发明名称 Object tracking in encoded video streams
摘要 Techniques are provided for tracking objects in an encoded video stream based on data directly extracted from the video stream, thus eliminating any need for the stream to be fully or partially decoded. Extracted motion vector and DC coefficient data can be used to provide a rough estimation of which macro-blocks are be associated with a background motion model and which macro-blocks correspond to a foreground object which is moving with respect to the background motion model. Macro-blocks which are associated with a moving foreground object can be grouped based on connectivity and a similarity measure derived from the extracted DC coefficient data. The grouped macro-blocks can be tracked from frame to frame to identify and eliminate groups having only negligible motion. The resulting validated macro-block groups will correspond to a rough object mask associated with a moving region in the analyzed frame.

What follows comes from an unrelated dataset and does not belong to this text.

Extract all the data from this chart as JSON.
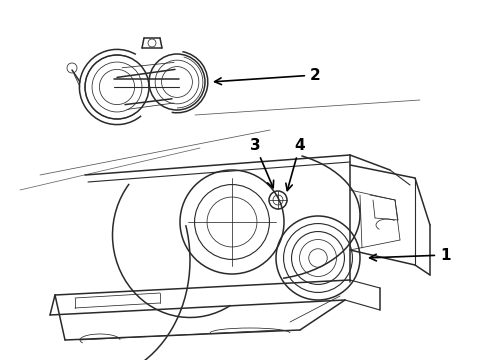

申请公布号 US9589363(B2) 申请公布日期 2017.03.07
申请号 US201414224611 申请日期 2014.03.25
申请人 Intel Corporation 发明人 Lawrence Sean J.;Tapaswi Ankita
分类号 H04N7/12;G06T7/20 主分类号 H04N7/12
代理机构 Finch & Maloney PLLC 代理人 Finch & Maloney PLLC
主权项 1. A method for tracking a moving object in a compressed video stream, the method comprising: receiving, by a computer system having a processor coupled to a memory device, a compressed video stream that comprises a plurality of frames, each frame including motion vector data and DC coefficient data; using a bit stream parser stored in the memory device to parse the compressed video stream, thereby extracting motion vector data and DC coefficient data for a selected frame of the compressed video stream, the selected frame comprising a plurality of macro-blocks; using an object detection sub-module stored in the memory device and the extracted motion vector data to identify a plurality of foreground macro-blocks from amongst the plurality of macro-blocks, the foreground macro-blocks corresponding to motion that is distinguishable from a background motion model; using a grouping and labeling sub-module stored in the memory device to group a subset of the plurality of foreground macro-blocks based on a feature map that depends on the extracted motion vector data and DC coefficient data that is associated with the grouped subset of foreground macro-blocks; and using a validation and refinement sub-module stored in the memory device to validate the grouped subset of foreground macro-blocks based on a comparison of a cost metric between the selected frame and a temporally adjacent frame, the cost metric depending on frame-to-frame motion and variance of the grouped subset of foreground macro-blocks.
地址 Santa Clara CA US